C’è una società in particolare che, nell’ultimo biennio, sta dimostrando quanto il lancio di un progetto economicamente sostenibile possa effettivamente permetterti di lottare per le posizioni nobili di un campionato arduo come l’Eccellenza Lazio, insieme a club con casse parecchio più ricche, per quanto i soldi, nel calcio, spesso contino fino a un certo punto. Parliamo della W3 Maccarese, una squadra che ha potuto vantare la presenza di due attaccanti da settantatré gol totali tra il 2023 e il 2025 (Damiani e Follo, ndr) e che ha sfiorato per ben due stagioni l’accesso alla Serie D.
Nuova squadra, nuovi obiettivi, ma sognando sempre in grande
Con l’ultimo mercato, però, molte cose sono cambiate: dall’allenatore fino ad alcuni perni dei vari reparti del campo, ma i senatori del calibro di Starace, Di Giovanni, Tisei, Citro e Buffolino non hanno preso parte all’esodo. Con Zappavigna in panchina, poi, l’obiettivo primario è diventato valorizzare al meglio i tanti giovani arruolati sia dall’esterno che dal settore giovanile e, per il momento, la strategia attuata dalla dirigenza sta portando i suoi frutti. La classifica, infatti, recita quarto posto nel girone A con diciassette punti, solo due lunghezze di distanza dal terzo gradino occupato dalla corazzata Pomezia e dal Civitavecchia, e cinque dall’Aranova prima. Chi è soddisfatto dell’operato della squadra è il vicepresidente Andrea Persi, intercettato dalla nostra redazione per condividere più di un’impressione riguardo il presente e il futuro di questa realtà.
“Al termine della festa dei calendari, avevo definito il girone A dell’Eccellenza Lazio il raggruppamento ‘degli Avengers’: che supereroe è la W3 Maccarese in questo momento?”

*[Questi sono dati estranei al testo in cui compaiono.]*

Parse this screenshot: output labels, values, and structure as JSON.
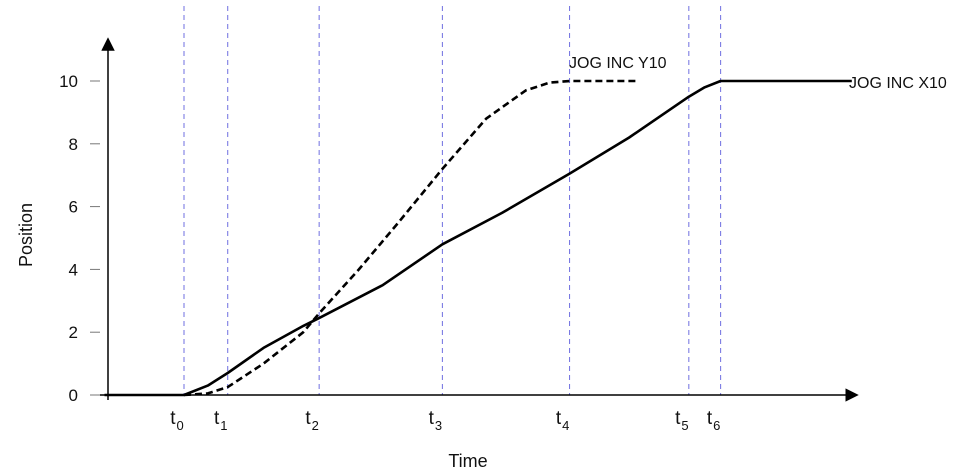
{
  "chart_data": {
    "type": "line",
    "xlabel": "Time",
    "ylabel": "Position",
    "ylim": [
      0,
      11
    ],
    "y_ticks": [
      0,
      2,
      4,
      6,
      8,
      10
    ],
    "grid": false,
    "legend": "none",
    "time_markers": [
      {
        "base": "t",
        "sub": "0",
        "x": 0
      },
      {
        "base": "t",
        "sub": "1",
        "x": 0.55
      },
      {
        "base": "t",
        "sub": "2",
        "x": 1.7
      },
      {
        "base": "t",
        "sub": "3",
        "x": 3.25
      },
      {
        "base": "t",
        "sub": "4",
        "x": 4.85
      },
      {
        "base": "t",
        "sub": "5",
        "x": 6.35
      },
      {
        "base": "t",
        "sub": "6",
        "x": 6.75
      }
    ],
    "marker_line_color": "#6f6fe0",
    "series": [
      {
        "name": "JOG INC X10",
        "style": "solid",
        "color": "#000000",
        "points": [
          [
            -1.0,
            0
          ],
          [
            0,
            0
          ],
          [
            0.3,
            0.3
          ],
          [
            0.55,
            0.7
          ],
          [
            1.0,
            1.5
          ],
          [
            1.5,
            2.2
          ],
          [
            1.7,
            2.45
          ],
          [
            2.5,
            3.5
          ],
          [
            3.25,
            4.8
          ],
          [
            4.0,
            5.8
          ],
          [
            4.85,
            7.05
          ],
          [
            5.6,
            8.2
          ],
          [
            6.35,
            9.5
          ],
          [
            6.55,
            9.8
          ],
          [
            6.75,
            10.0
          ],
          [
            8.4,
            10.0
          ]
        ]
      },
      {
        "name": "JOG INC Y10",
        "style": "dashed",
        "color": "#000000",
        "points": [
          [
            0,
            0
          ],
          [
            0.3,
            0.05
          ],
          [
            0.55,
            0.25
          ],
          [
            1.0,
            1.0
          ],
          [
            1.5,
            2.0
          ],
          [
            1.7,
            2.6
          ],
          [
            2.2,
            4.0
          ],
          [
            2.7,
            5.5
          ],
          [
            3.25,
            7.2
          ],
          [
            3.8,
            8.8
          ],
          [
            4.3,
            9.7
          ],
          [
            4.6,
            9.95
          ],
          [
            4.85,
            10.0
          ],
          [
            5.7,
            10.0
          ]
        ]
      }
    ]
  }
}
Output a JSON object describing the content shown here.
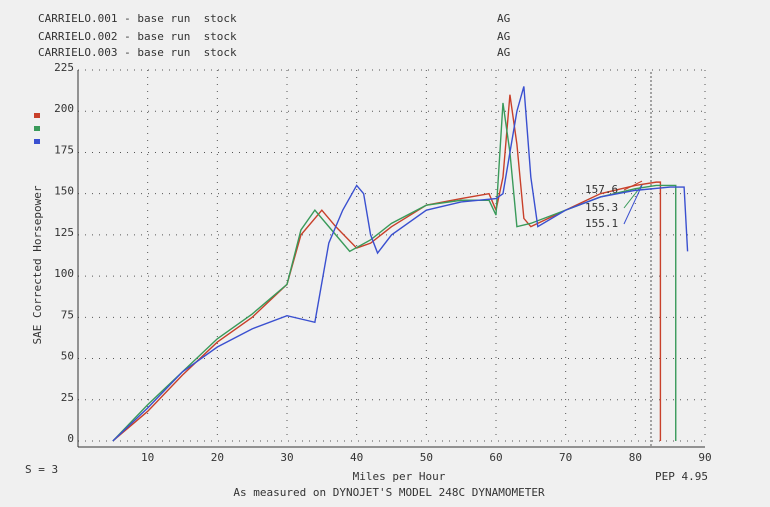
{
  "chart_data": {
    "type": "line",
    "y_label": "SAE Corrected Horsepower",
    "x_label": "Miles per Hour",
    "smoothing": "S = 3",
    "version": "PEP 4.95",
    "footer": "As measured on DYNOJET'S MODEL 248C DYNAMOMETER",
    "xlim": [
      0,
      90
    ],
    "ylim": [
      0,
      225
    ],
    "xticks": [
      10,
      20,
      30,
      40,
      50,
      60,
      70,
      80,
      90
    ],
    "yticks": [
      0,
      25,
      50,
      75,
      100,
      125,
      150,
      175,
      200,
      225
    ],
    "grid": true,
    "series": [
      {
        "name": "CARRIELO.001 - base run  stock",
        "operator": "AG",
        "color": "#c8402a",
        "end_value": 157.6,
        "x": [
          5,
          10,
          15,
          20,
          25,
          30,
          32,
          35,
          37,
          40,
          42,
          45,
          50,
          55,
          59,
          60,
          61,
          62,
          63,
          64,
          65,
          70,
          75,
          80,
          83,
          83.6,
          83.6
        ],
        "values": [
          0,
          18,
          40,
          60,
          75,
          95,
          125,
          140,
          130,
          117,
          120,
          130,
          143,
          147,
          150,
          140,
          160,
          210,
          180,
          135,
          130,
          140,
          150,
          155,
          157,
          157,
          0
        ]
      },
      {
        "name": "CARRIELO.002 - base run  stock",
        "operator": "AG",
        "color": "#3a9a5a",
        "end_value": 155.3,
        "x": [
          5,
          10,
          15,
          20,
          25,
          30,
          32,
          34,
          37,
          39,
          42,
          45,
          50,
          55,
          59,
          60,
          61,
          62,
          63,
          65,
          70,
          75,
          80,
          83,
          85.8,
          85.8
        ],
        "values": [
          0,
          22,
          42,
          62,
          77,
          95,
          128,
          140,
          125,
          115,
          122,
          132,
          143,
          146,
          146,
          137,
          205,
          175,
          130,
          132,
          140,
          148,
          153,
          155,
          155,
          0
        ]
      },
      {
        "name": "CARRIELO.003 - base run  stock",
        "operator": "AG",
        "color": "#3a50d0",
        "end_value": 155.1,
        "x": [
          5,
          10,
          15,
          20,
          25,
          30,
          33,
          34,
          36,
          38,
          40,
          41,
          42,
          43,
          45,
          50,
          55,
          60,
          61,
          63,
          64,
          65,
          66,
          70,
          75,
          80,
          85,
          87,
          87.5
        ],
        "values": [
          0,
          20,
          42,
          57,
          68,
          76,
          73,
          72,
          120,
          140,
          155,
          150,
          125,
          114,
          125,
          140,
          145,
          147,
          150,
          200,
          215,
          160,
          130,
          140,
          148,
          152,
          154,
          154,
          115
        ]
      }
    ]
  }
}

“Ricordo bene la battuta, e io ti risposi che speravo potessimo essere Capitan America, alla lunga. Momentaneamente, siamo Occhio di Falco: stiamo facendo bene, ma non abbiamo i superpoteri. Sono contento sia della squadra che del mister perché ci stiamo togliendo delle belle soddisfazioni, le sensazioni sono buone. Dobbiamo lavorare di più perché siamo un gruppo giovane, ma l’obiettivo è crescere per diventare davvero Capitan America”.
“Ti aspettavi un girone così equilibrato a novembre, visto che a detta di tutti il Pomezia doveva dominare in lungo e in largo?”

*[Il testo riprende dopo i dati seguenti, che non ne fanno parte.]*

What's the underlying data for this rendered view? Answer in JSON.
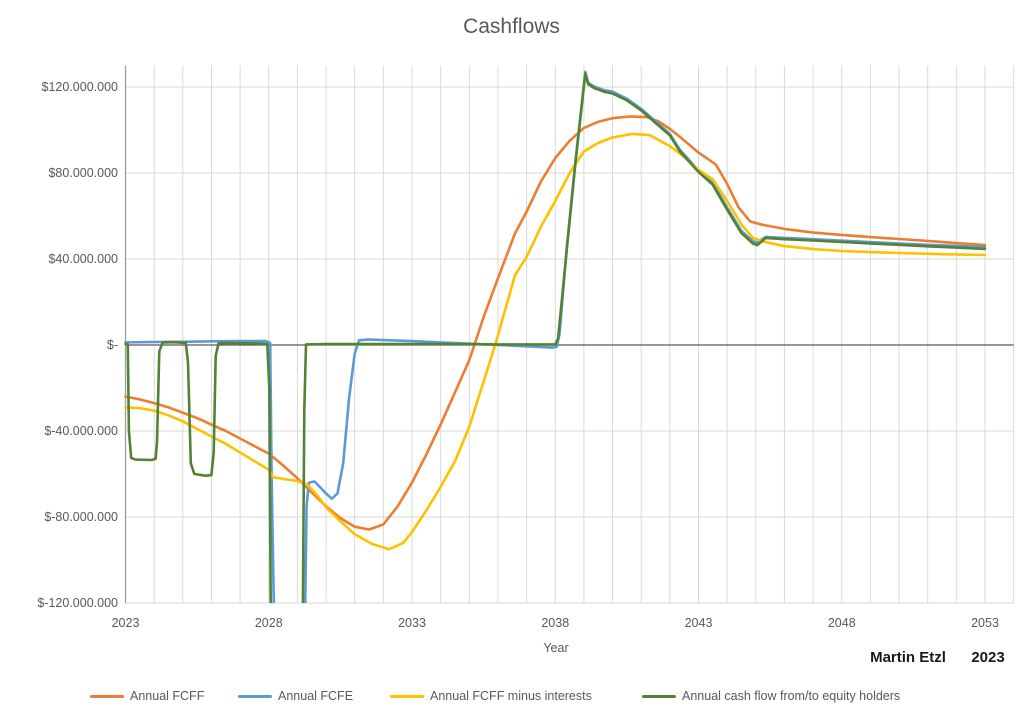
{
  "chart": {
    "title": "Cashflows",
    "x_axis": {
      "label": "Year",
      "tick_labels": [
        "2023",
        "2028",
        "2033",
        "2038",
        "2043",
        "2048",
        "2053"
      ],
      "tick_years": [
        2023,
        2028,
        2033,
        2038,
        2043,
        2048,
        2053
      ]
    },
    "y_axis": {
      "tick_labels": [
        "$120.000.000",
        "$80.000.000",
        "$40.000.000",
        "$-",
        "$-40.000.000",
        "$-80.000.000",
        "$-120.000.000"
      ],
      "tick_values_millions": [
        120,
        80,
        40,
        0,
        -40,
        -80,
        -120
      ]
    },
    "footer": {
      "author": "Martin Etzl",
      "year": "2023"
    },
    "colors": {
      "grid": "#D9D9D9",
      "zero_axis": "#595959",
      "y_axis_line": "#9e9e9e",
      "text": "#595959"
    }
  },
  "chart_data": {
    "type": "line",
    "title": "Cashflows",
    "xlabel": "Year",
    "ylabel": "",
    "values_unit": "millions of USD",
    "xlim": [
      2023,
      2054
    ],
    "ylim_millions": [
      -120,
      130
    ],
    "grid": {
      "vertical_step_years": 1,
      "horizontal_step_millions": 40,
      "legend_position": "bottom"
    },
    "x_ticks": [
      2023,
      2028,
      2033,
      2038,
      2043,
      2048,
      2053
    ],
    "y_ticks_millions": [
      120,
      80,
      40,
      0,
      -40,
      -80,
      -120
    ],
    "series": [
      {
        "name": "Annual FCFF",
        "color": "#ED7D31",
        "points": [
          [
            2023,
            -24
          ],
          [
            2023.5,
            -25.3
          ],
          [
            2024,
            -27
          ],
          [
            2024.5,
            -29
          ],
          [
            2025,
            -31.5
          ],
          [
            2025.5,
            -34
          ],
          [
            2026,
            -37
          ],
          [
            2026.5,
            -40
          ],
          [
            2027,
            -43.5
          ],
          [
            2027.5,
            -47
          ],
          [
            2028,
            -50.5
          ],
          [
            2028.5,
            -56
          ],
          [
            2029,
            -62
          ],
          [
            2029.5,
            -68.5
          ],
          [
            2030,
            -75
          ],
          [
            2030.5,
            -80.5
          ],
          [
            2031,
            -84.5
          ],
          [
            2031.5,
            -85.8
          ],
          [
            2032,
            -83.5
          ],
          [
            2032.5,
            -75
          ],
          [
            2033,
            -64
          ],
          [
            2033.5,
            -51
          ],
          [
            2034,
            -37
          ],
          [
            2034.5,
            -22
          ],
          [
            2035,
            -7
          ],
          [
            2035.5,
            13
          ],
          [
            2036,
            31
          ],
          [
            2036.6,
            52
          ],
          [
            2037,
            62
          ],
          [
            2037.5,
            76
          ],
          [
            2038,
            87
          ],
          [
            2038.5,
            95
          ],
          [
            2039,
            101
          ],
          [
            2039.5,
            103.8
          ],
          [
            2040,
            105.5
          ],
          [
            2040.6,
            106.3
          ],
          [
            2041.2,
            106
          ],
          [
            2041.6,
            104
          ],
          [
            2042,
            100.5
          ],
          [
            2042.4,
            96.3
          ],
          [
            2043,
            89.5
          ],
          [
            2043.3,
            86.8
          ],
          [
            2043.6,
            84
          ],
          [
            2044,
            75
          ],
          [
            2044.4,
            64
          ],
          [
            2044.8,
            57.5
          ],
          [
            2045.2,
            56
          ],
          [
            2046,
            54
          ],
          [
            2047,
            52.3
          ],
          [
            2048,
            51.2
          ],
          [
            2049,
            50.2
          ],
          [
            2050,
            49.3
          ],
          [
            2051,
            48.4
          ],
          [
            2052,
            47.4
          ],
          [
            2053,
            46.5
          ]
        ]
      },
      {
        "name": "Annual FCFE",
        "color": "#5B9BD5",
        "points": [
          [
            2023,
            1.2
          ],
          [
            2024,
            1.4
          ],
          [
            2025,
            1.5
          ],
          [
            2026,
            1.7
          ],
          [
            2027,
            1.8
          ],
          [
            2027.9,
            1.8
          ],
          [
            2028.05,
            1
          ],
          [
            2028.1,
            -60
          ],
          [
            2028.2,
            -140
          ],
          [
            2029.25,
            -140
          ],
          [
            2029.32,
            -75
          ],
          [
            2029.4,
            -64
          ],
          [
            2029.6,
            -63.5
          ],
          [
            2030,
            -69
          ],
          [
            2030.2,
            -71.5
          ],
          [
            2030.4,
            -69
          ],
          [
            2030.6,
            -55
          ],
          [
            2030.8,
            -25
          ],
          [
            2031,
            -4
          ],
          [
            2031.15,
            2.2
          ],
          [
            2031.5,
            2.6
          ],
          [
            2032,
            2.3
          ],
          [
            2033,
            1.8
          ],
          [
            2034,
            1.2
          ],
          [
            2035,
            0.6
          ],
          [
            2036,
            0
          ],
          [
            2037,
            -0.6
          ],
          [
            2037.9,
            -1.2
          ],
          [
            2038.05,
            -0.8
          ],
          [
            2038.15,
            5
          ],
          [
            2038.4,
            45
          ],
          [
            2038.7,
            85
          ],
          [
            2039.05,
            127
          ],
          [
            2039.15,
            122
          ],
          [
            2039.35,
            120.3
          ],
          [
            2039.7,
            118.5
          ],
          [
            2040,
            117.8
          ],
          [
            2040.5,
            114.5
          ],
          [
            2041,
            109.8
          ],
          [
            2041.5,
            104
          ],
          [
            2042,
            98.2
          ],
          [
            2042.35,
            90.8
          ],
          [
            2043,
            81.2
          ],
          [
            2043.5,
            75.3
          ],
          [
            2044,
            64
          ],
          [
            2044.5,
            53
          ],
          [
            2044.9,
            48.3
          ],
          [
            2045.05,
            47.7
          ],
          [
            2045.35,
            50.3
          ],
          [
            2046,
            49.8
          ],
          [
            2047,
            49.2
          ],
          [
            2048,
            48.5
          ],
          [
            2049,
            47.9
          ],
          [
            2050,
            47.2
          ],
          [
            2051,
            46.6
          ],
          [
            2052,
            46.1
          ],
          [
            2053,
            45.6
          ]
        ]
      },
      {
        "name": "Annual FCFF minus interests",
        "color": "#FFC000",
        "points": [
          [
            2023,
            -29
          ],
          [
            2023.5,
            -29.4
          ],
          [
            2024,
            -30.5
          ],
          [
            2024.5,
            -32.7
          ],
          [
            2025,
            -35.5
          ],
          [
            2025.5,
            -39
          ],
          [
            2026,
            -42.5
          ],
          [
            2026.5,
            -46
          ],
          [
            2027,
            -50
          ],
          [
            2027.5,
            -54
          ],
          [
            2028,
            -58
          ],
          [
            2028.15,
            -61.5
          ],
          [
            2028.5,
            -62.3
          ],
          [
            2029,
            -63.2
          ],
          [
            2029.35,
            -65
          ],
          [
            2029.7,
            -70
          ],
          [
            2030,
            -75.5
          ],
          [
            2030.5,
            -82
          ],
          [
            2031,
            -88
          ],
          [
            2031.6,
            -92.5
          ],
          [
            2032.2,
            -95
          ],
          [
            2032.7,
            -92
          ],
          [
            2033,
            -87
          ],
          [
            2033.5,
            -77
          ],
          [
            2034,
            -66
          ],
          [
            2034.5,
            -54
          ],
          [
            2035,
            -38
          ],
          [
            2035.5,
            -17
          ],
          [
            2035.9,
            0
          ],
          [
            2036.2,
            14
          ],
          [
            2036.6,
            32.5
          ],
          [
            2037,
            41
          ],
          [
            2037.5,
            55
          ],
          [
            2038,
            67
          ],
          [
            2038.5,
            80
          ],
          [
            2039,
            90
          ],
          [
            2039.5,
            94
          ],
          [
            2040,
            96.5
          ],
          [
            2040.7,
            98.2
          ],
          [
            2041.3,
            97.6
          ],
          [
            2042,
            92.5
          ],
          [
            2042.4,
            88.5
          ],
          [
            2043,
            81.5
          ],
          [
            2043.5,
            77
          ],
          [
            2044,
            67
          ],
          [
            2044.5,
            56
          ],
          [
            2044.9,
            49.8
          ],
          [
            2045.3,
            48
          ],
          [
            2046,
            46
          ],
          [
            2047,
            44.6
          ],
          [
            2048,
            43.7
          ],
          [
            2049,
            43.2
          ],
          [
            2050,
            42.8
          ],
          [
            2051,
            42.4
          ],
          [
            2052,
            42.1
          ],
          [
            2053,
            41.9
          ]
        ]
      },
      {
        "name": "Annual cash flow from/to equity holders",
        "color": "#548235",
        "points": [
          [
            2023,
            0.5
          ],
          [
            2023.08,
            0.3
          ],
          [
            2023.12,
            -40
          ],
          [
            2023.2,
            -52.5
          ],
          [
            2023.35,
            -53.3
          ],
          [
            2023.9,
            -53.5
          ],
          [
            2024.05,
            -53
          ],
          [
            2024.1,
            -45
          ],
          [
            2024.18,
            -3
          ],
          [
            2024.3,
            1.2
          ],
          [
            2024.7,
            1.3
          ],
          [
            2025.1,
            1
          ],
          [
            2025.18,
            -8
          ],
          [
            2025.28,
            -55
          ],
          [
            2025.4,
            -60
          ],
          [
            2025.8,
            -60.8
          ],
          [
            2026,
            -60.5
          ],
          [
            2026.08,
            -50
          ],
          [
            2026.15,
            -5
          ],
          [
            2026.25,
            0.8
          ],
          [
            2026.7,
            1
          ],
          [
            2027.3,
            0.8
          ],
          [
            2027.95,
            0.5
          ],
          [
            2028.02,
            -20
          ],
          [
            2028.08,
            -140
          ],
          [
            2029.18,
            -140
          ],
          [
            2029.24,
            -30
          ],
          [
            2029.3,
            0.3
          ],
          [
            2030,
            0.4
          ],
          [
            2031,
            0.4
          ],
          [
            2032,
            0.4
          ],
          [
            2033,
            0.4
          ],
          [
            2034,
            0.4
          ],
          [
            2035,
            0.4
          ],
          [
            2036,
            0.3
          ],
          [
            2037,
            0.3
          ],
          [
            2038,
            0.3
          ],
          [
            2038.1,
            3
          ],
          [
            2038.4,
            44
          ],
          [
            2038.7,
            84
          ],
          [
            2039.05,
            126.3
          ],
          [
            2039.15,
            121.3
          ],
          [
            2039.35,
            119.6
          ],
          [
            2039.7,
            117.8
          ],
          [
            2040,
            117
          ],
          [
            2040.5,
            113.8
          ],
          [
            2041,
            109.1
          ],
          [
            2041.5,
            103.3
          ],
          [
            2042,
            97.5
          ],
          [
            2042.35,
            90
          ],
          [
            2043,
            80.5
          ],
          [
            2043.5,
            74.5
          ],
          [
            2044,
            63
          ],
          [
            2044.5,
            52
          ],
          [
            2044.9,
            47.2
          ],
          [
            2045.05,
            46.4
          ],
          [
            2045.35,
            49.8
          ],
          [
            2046,
            49.2
          ],
          [
            2047,
            48.6
          ],
          [
            2048,
            47.9
          ],
          [
            2049,
            47.2
          ],
          [
            2050,
            46.6
          ],
          [
            2051,
            45.9
          ],
          [
            2052,
            45.3
          ],
          [
            2053,
            44.7
          ]
        ]
      }
    ]
  }
}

“Sì, perché ci sono tante squadre importanti: alcune stanno rispettando le attese, altre meno. Sono certo che, alla lunga, non ci sarà un’unica realtà a fare il vuoto alle sue spalle, nemmeno il Pomezia. Bisogna fare attenzione a tutte, dal Civitavecchia fino alla Monti Prenestini, noi compresi, e non dimentichiamo che molti stanno dando già per morta la Viterbese prima del funerale”.
“Come si delineano le strategie di mercato quando, rispetto alle altre competitor più attrezzate economicamente, una società non possiede le stesse risorse?”

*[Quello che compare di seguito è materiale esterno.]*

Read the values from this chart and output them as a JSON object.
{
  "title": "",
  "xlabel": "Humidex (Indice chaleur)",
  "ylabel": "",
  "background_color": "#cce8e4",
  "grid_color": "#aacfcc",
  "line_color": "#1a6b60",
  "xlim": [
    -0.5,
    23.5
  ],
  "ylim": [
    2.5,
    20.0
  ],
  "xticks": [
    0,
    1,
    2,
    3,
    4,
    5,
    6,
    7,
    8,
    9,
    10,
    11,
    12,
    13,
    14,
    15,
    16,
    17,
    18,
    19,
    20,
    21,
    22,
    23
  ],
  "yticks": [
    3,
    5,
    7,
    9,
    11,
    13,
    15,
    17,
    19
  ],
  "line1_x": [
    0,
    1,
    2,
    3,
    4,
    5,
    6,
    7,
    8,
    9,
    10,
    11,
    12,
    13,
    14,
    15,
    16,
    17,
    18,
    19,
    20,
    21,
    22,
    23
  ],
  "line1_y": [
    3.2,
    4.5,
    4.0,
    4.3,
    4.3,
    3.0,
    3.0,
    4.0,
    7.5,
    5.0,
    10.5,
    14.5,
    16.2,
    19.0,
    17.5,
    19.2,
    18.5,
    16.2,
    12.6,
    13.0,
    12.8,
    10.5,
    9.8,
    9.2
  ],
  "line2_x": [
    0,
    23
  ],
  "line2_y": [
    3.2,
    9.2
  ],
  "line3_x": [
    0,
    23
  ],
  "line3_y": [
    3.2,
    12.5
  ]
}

“Il calcio non è fatto solo di investimenti, ma anche di idee, di progettazione e di conoscenza del mercato. Quest’anno abbiamo scelto di ringiovanire la squadra andando a prendere i migliori profili di ventenni su piazza e affidargli il progetto. Per ora, nessuno di loro ha deluso le aspettative e hanno tutti un grande margine di miglioramento. Trovarci a cinque punti dal primo posto dopo dieci giornate è sinonimo di lavoro eccellente. In più, la rosa è ampia, quindi sono sicuro che ci toglieremo grosse soddisfazioni. Quando si costruisce una squadra, l’aspetto economico lascia sempre il tempo che trova perché puoi prendere tutti i giocatori più forti, ma se non sono ben amalgamati non si va lontano. Ci deve essere una completa alchimia tra i vari profili e, soprattutto, bisogna dare il tempo alle varie componenti di lavorare bene”.
“Quanto tempo avete dato al progetto affinché vi porti ai risultati sperati?”
“Una caratteristica della W3 è sempre stata quella di non aver mai messo pressione a staff, allenatori e giocatori. Quest’anno abbiamo chiesto ai ragazzi di fare un buon campionato e di competere fino alla fine per le posizioni di classifica che contano. Non abbiamo l’imperativo di vincere ma, al contempo, dobbiamo essere consapevoli della nostra forza. Meritiamo di lottare il più a lungo possibile per le zone nobili della graduatoria. Se riusciremo a centrare l’obiettivo, bene; altrimenti, ci riproveremo l’anno prossimo con più convinzione”.